Un momento della seconda giornata del World Pear Forum
(Fonte foto: ©Giacomo Brini - fotografo per ufficio stampa Futurpera)

Dando uno sguardo all'export, in base all'elaborazione fornita da Fruitimprese su dati Eurostat, nei primi sette mesi del 2017 i volumi di pere italiane esportati sono calati del 29%: per quest'anno sono stati 50.568 tonnellate mentre nello stesso periodo del 2016 sono stati 70.928 tonnellate. All'origine di questo trend negativo ci sono tre aspetti fondamentali: calo generalizzato dei consumi in Europa, aumento della produzione in alcuni mercati strategici, l'embargo russo che continua dal 2014 e continuerà ancora per anni.

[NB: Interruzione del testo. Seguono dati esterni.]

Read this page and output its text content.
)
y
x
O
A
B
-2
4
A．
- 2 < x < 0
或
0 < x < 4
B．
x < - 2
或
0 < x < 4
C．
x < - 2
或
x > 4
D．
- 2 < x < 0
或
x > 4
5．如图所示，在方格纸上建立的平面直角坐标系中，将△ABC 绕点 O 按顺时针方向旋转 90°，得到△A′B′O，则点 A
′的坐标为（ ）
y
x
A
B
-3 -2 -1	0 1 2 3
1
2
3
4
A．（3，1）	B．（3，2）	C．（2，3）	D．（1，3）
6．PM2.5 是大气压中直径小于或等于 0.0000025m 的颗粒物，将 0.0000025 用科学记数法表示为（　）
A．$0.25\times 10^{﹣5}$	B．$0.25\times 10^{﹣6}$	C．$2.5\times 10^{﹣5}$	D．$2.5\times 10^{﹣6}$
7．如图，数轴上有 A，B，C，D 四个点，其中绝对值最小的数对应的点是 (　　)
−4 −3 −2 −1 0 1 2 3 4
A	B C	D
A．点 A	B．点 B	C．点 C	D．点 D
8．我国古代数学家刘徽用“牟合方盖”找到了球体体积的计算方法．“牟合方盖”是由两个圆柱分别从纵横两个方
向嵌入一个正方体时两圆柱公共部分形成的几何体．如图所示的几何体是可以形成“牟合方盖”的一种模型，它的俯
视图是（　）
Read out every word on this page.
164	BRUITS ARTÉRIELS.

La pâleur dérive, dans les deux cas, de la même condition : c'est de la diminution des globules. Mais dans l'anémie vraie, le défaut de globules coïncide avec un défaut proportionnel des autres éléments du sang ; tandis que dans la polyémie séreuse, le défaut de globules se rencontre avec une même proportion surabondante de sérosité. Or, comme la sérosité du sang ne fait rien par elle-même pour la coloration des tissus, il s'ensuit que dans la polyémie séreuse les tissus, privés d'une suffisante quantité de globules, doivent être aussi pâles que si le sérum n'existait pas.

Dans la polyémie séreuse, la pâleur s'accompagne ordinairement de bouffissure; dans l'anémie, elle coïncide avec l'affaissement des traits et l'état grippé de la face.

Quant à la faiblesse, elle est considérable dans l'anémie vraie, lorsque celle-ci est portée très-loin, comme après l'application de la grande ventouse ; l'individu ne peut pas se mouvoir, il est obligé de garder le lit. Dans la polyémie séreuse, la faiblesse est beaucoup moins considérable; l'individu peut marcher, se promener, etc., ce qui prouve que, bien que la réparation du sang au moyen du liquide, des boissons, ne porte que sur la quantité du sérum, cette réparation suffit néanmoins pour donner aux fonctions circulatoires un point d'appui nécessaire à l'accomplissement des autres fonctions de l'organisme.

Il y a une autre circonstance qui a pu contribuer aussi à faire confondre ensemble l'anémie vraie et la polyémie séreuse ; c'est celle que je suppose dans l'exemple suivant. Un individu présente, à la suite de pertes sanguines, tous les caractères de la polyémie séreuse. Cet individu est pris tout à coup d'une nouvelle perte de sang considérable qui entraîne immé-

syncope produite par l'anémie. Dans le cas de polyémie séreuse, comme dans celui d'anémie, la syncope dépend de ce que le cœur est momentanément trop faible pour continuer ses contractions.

"Attualmente l’export italiano - spiega Marco Salvi, presidente di Fruitimprese - è ancora orientato verso destinazioni 'tradizionali': il 92% viene assorbito dall'Ue. I principali mercati sono Germania con il 40% del totale e Francia con il 15%. Solo l'8% viene destinato ai mercati dell'extra Ue. Tra questi i più rappresentativi sono la Libia con il 32% del totale (che comunque, a seguito dell'instabilità politica, dal 2014 ha ridotto gli acquisti del 70%), la Svizzera con il 29%, l'Albania con l'8%, la Norvegia con il 6%, il Canada con il 5% ed il Brasile con il 4%.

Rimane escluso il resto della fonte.